Agent state management: the part nobody writes about: Mohith G

Agent tutorials usually read like this: the model receives a request, calls a tool, reads the result, calls another tool, and eventually gives an answer. Implicit in the example is that state is the conversation history. Each turn carries everything the agent knows.

This works for demos. It falls apart in production.

Real agents need to manage state across long-running tasks, across user sessions, across tools that have their own state, and across failures. The state model the demo agent uses (everything in the conversation) doesn’t scale. You need something better.

This essay is about the state model that does scale.

The four kinds of state in an agent

To reason about this, separate the categories.

Conversation state. The literal back-and-forth between the user and the model. What the user said, what the model said back. Lives in the message history.

Working memory. What the model is “thinking about” within the current task. The intermediate observations from tool calls, the partial plan, the things the model has noticed but not yet acted on. Lives across tool calls within one task.

Task state. The structured representation of what task is being done, its progress, its expected outputs. “User asked for a portfolio review; we’re 3 of 5 steps in; here’s what we’ve gathered.”

External state. The state in the systems the agent is acting on. Database rows, email drafts, calendar events. Lives outside the agent entirely.

Most agent code conflates these. Conversation, working memory, and task state all end up in the message history. External state is queried fresh every time. The result is fragile.

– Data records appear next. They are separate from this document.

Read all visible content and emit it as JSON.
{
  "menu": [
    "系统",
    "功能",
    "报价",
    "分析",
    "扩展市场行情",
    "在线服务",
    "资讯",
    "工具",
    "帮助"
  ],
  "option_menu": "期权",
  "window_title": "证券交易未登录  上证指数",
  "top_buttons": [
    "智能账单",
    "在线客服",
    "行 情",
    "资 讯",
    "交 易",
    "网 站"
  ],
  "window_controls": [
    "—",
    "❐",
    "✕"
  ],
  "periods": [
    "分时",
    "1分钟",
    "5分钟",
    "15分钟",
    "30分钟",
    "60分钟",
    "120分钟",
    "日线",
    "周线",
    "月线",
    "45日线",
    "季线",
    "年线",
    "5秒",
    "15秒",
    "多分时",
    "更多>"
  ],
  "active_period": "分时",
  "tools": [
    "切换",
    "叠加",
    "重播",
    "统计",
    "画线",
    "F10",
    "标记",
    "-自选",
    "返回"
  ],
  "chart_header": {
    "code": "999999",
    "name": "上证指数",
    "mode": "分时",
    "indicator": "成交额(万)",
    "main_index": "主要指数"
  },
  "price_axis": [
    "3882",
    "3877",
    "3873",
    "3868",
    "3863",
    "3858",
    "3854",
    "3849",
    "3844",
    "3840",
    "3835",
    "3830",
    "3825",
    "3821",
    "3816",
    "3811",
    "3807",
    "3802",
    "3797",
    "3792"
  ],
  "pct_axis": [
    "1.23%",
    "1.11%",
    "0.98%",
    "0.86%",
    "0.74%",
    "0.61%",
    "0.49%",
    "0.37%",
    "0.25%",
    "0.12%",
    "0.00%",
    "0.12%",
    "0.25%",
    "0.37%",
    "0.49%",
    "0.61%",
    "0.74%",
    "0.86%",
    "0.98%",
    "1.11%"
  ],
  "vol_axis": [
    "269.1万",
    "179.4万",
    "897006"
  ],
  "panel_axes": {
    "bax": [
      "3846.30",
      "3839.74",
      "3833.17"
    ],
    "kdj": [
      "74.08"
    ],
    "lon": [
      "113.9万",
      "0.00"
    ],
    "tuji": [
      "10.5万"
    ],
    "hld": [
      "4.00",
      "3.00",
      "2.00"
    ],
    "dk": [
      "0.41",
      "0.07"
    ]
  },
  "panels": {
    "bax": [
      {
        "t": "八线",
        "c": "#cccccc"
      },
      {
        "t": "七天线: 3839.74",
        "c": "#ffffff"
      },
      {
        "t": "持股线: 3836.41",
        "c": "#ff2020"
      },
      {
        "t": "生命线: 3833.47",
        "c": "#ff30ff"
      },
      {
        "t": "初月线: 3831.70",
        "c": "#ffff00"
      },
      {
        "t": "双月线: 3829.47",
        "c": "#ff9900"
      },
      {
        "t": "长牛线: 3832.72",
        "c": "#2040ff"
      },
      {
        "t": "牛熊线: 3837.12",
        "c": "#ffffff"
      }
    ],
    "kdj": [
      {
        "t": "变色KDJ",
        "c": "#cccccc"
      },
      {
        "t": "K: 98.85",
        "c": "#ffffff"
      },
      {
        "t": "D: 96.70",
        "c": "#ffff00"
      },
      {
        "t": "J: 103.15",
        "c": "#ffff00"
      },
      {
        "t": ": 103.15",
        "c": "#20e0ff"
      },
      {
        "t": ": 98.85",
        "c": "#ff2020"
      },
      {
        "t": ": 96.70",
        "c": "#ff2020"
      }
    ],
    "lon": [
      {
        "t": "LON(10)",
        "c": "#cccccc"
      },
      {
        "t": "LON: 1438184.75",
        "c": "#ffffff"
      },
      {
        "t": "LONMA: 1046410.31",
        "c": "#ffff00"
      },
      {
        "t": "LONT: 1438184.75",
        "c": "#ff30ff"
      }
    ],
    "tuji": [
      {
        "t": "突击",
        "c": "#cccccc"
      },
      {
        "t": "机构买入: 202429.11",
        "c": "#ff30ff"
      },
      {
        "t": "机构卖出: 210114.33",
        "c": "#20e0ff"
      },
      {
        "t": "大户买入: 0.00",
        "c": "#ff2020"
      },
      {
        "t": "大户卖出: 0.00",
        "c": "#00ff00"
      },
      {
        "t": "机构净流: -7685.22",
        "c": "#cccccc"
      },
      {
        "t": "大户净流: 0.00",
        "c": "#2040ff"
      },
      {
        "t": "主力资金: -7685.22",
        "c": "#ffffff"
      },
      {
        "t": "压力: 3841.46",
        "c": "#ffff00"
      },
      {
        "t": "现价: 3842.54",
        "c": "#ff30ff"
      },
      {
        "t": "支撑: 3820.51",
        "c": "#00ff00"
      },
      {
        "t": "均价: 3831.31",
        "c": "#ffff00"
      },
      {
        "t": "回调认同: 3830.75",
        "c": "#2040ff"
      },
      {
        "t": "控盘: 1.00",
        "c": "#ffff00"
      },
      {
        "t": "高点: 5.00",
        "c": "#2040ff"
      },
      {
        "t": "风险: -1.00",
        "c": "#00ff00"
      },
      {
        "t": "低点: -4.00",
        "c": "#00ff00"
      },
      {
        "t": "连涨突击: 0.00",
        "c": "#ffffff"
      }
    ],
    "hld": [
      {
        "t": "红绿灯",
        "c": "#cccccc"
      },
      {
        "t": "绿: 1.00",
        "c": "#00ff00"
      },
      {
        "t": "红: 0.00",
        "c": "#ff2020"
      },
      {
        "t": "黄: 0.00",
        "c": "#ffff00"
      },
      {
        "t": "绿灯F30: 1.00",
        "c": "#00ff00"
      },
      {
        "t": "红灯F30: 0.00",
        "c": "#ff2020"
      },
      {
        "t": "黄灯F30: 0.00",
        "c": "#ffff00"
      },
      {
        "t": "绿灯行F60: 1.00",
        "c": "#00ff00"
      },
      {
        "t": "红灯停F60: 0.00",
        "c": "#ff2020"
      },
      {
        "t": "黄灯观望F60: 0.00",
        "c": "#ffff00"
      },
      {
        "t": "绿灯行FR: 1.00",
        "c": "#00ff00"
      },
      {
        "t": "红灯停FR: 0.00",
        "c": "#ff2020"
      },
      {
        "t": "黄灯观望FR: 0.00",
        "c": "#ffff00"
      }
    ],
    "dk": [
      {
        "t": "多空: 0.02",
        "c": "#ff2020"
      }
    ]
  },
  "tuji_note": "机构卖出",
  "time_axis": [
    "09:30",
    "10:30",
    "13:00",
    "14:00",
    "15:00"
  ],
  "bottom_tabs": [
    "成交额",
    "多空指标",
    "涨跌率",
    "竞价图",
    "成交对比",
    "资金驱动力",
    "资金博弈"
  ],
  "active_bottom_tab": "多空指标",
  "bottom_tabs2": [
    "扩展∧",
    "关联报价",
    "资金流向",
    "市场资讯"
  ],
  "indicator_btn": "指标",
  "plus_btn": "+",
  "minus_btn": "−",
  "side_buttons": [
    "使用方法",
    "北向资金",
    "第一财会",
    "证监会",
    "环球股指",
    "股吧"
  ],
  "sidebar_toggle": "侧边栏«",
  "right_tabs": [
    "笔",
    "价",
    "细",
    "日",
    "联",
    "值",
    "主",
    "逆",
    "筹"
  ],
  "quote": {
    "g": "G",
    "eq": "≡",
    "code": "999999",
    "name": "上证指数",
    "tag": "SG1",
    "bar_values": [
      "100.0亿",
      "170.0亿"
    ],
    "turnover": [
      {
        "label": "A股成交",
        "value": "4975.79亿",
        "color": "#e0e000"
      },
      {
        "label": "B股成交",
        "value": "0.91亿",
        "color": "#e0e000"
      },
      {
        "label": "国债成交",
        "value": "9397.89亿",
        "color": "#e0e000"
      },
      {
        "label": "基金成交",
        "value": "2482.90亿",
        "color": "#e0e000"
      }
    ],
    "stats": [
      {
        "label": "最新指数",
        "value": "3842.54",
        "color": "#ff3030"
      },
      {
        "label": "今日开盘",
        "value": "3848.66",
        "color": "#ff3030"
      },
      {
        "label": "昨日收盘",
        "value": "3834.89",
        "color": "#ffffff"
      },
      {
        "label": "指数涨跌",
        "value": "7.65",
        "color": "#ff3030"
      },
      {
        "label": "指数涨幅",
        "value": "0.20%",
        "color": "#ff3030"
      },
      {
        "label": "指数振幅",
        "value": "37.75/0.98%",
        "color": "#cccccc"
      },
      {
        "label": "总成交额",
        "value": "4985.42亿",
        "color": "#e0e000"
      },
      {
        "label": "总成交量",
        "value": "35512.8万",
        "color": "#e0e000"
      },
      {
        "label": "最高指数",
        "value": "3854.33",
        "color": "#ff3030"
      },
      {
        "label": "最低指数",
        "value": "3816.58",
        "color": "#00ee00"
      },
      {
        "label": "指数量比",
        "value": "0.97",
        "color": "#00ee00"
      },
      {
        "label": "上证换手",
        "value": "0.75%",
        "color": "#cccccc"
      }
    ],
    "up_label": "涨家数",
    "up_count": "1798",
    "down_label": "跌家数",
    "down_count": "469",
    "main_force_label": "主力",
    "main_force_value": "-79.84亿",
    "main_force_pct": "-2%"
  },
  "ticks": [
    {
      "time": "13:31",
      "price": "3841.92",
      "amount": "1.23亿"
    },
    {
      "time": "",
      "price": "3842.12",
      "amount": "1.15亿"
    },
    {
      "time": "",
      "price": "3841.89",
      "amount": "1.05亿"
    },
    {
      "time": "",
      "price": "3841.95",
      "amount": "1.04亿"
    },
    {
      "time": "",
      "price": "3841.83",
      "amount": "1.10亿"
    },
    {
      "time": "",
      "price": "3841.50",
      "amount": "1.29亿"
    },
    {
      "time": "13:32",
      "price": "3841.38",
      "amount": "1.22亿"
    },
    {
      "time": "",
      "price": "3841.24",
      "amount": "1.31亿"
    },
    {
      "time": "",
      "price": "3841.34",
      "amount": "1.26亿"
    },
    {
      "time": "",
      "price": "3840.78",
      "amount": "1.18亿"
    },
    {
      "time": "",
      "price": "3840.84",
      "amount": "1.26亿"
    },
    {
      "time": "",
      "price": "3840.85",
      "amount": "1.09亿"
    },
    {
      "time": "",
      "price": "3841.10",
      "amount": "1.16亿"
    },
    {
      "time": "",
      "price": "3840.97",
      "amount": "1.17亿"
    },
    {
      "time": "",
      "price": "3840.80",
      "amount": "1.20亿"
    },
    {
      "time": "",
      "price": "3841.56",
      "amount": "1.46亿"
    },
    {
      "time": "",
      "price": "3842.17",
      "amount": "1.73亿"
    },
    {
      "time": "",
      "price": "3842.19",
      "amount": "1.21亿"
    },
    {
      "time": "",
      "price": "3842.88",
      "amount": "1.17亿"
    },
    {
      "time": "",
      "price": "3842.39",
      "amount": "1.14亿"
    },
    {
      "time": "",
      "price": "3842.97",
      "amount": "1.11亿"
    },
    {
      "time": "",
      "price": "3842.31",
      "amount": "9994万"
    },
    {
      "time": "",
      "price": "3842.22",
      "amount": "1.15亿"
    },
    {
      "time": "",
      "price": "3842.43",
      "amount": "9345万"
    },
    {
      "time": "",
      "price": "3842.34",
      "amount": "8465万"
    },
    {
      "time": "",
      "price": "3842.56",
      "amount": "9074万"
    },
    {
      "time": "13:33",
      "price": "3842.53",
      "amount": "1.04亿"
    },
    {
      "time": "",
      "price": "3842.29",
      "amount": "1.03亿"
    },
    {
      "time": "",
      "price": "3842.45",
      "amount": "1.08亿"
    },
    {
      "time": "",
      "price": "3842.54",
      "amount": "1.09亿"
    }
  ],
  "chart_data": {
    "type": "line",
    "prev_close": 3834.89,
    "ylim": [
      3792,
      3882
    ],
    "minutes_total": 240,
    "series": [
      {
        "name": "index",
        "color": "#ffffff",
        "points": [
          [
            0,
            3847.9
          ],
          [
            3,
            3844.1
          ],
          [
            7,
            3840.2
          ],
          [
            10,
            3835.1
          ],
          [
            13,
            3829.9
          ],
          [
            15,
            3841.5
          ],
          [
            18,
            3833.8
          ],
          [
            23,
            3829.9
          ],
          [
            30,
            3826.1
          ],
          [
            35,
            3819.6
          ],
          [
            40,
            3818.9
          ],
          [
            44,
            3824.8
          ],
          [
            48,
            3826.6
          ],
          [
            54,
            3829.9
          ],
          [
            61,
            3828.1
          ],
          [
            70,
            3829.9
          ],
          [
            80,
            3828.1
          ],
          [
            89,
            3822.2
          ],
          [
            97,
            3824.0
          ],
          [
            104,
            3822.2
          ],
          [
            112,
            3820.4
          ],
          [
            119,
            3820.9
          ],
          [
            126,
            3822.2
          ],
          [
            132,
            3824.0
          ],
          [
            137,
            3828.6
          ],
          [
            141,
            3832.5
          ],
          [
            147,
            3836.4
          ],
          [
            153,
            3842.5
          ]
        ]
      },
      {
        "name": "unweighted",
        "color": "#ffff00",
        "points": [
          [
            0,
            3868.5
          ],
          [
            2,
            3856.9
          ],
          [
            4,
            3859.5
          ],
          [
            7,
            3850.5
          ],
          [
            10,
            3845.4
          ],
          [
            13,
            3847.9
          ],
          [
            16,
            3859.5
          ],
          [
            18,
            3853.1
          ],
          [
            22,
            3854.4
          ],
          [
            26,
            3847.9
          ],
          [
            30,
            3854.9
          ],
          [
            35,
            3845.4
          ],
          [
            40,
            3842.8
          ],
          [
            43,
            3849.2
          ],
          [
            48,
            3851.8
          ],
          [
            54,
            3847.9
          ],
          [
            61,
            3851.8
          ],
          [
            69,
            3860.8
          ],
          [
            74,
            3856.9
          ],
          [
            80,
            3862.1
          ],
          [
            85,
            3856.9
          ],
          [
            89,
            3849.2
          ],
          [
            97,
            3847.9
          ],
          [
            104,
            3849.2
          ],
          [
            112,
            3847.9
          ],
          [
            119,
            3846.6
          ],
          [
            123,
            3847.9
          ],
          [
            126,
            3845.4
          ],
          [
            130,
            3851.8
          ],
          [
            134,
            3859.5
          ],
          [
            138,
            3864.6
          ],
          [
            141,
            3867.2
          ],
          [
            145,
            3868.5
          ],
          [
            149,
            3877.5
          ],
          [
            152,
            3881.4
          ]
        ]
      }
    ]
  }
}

Why message-history-as-state breaks

Three failure modes.

Context window runs out. Long conversations or long task sequences accumulate too many tokens. The model loses earlier context. It starts forgetting things from the beginning of the task.

Forking is impossible. If the user wants to “go back” or “try a different approach,” the linear conversation history can’t represent that. The agent has to either restart or carry awkward branching context.

Recovery is impossible. If the agent crashes mid-task, the conversation history alone isn’t enough to resume. You don’t know which steps had been completed.

The fix is to externalize the state that needs to outlive the conversation.

The state model that works

Conversation: the messages exchanged with the user. Stored.
Working memory: scoped to the current model call. Built fresh each time.
Task state: a separate record. Persisted. Updated as the task progresses.
External state: queried from source systems as needed.

The key insight: task state is a first-class entity, not a side effect of the conversation. It has its own schema, its own persistence, its own lifecycle.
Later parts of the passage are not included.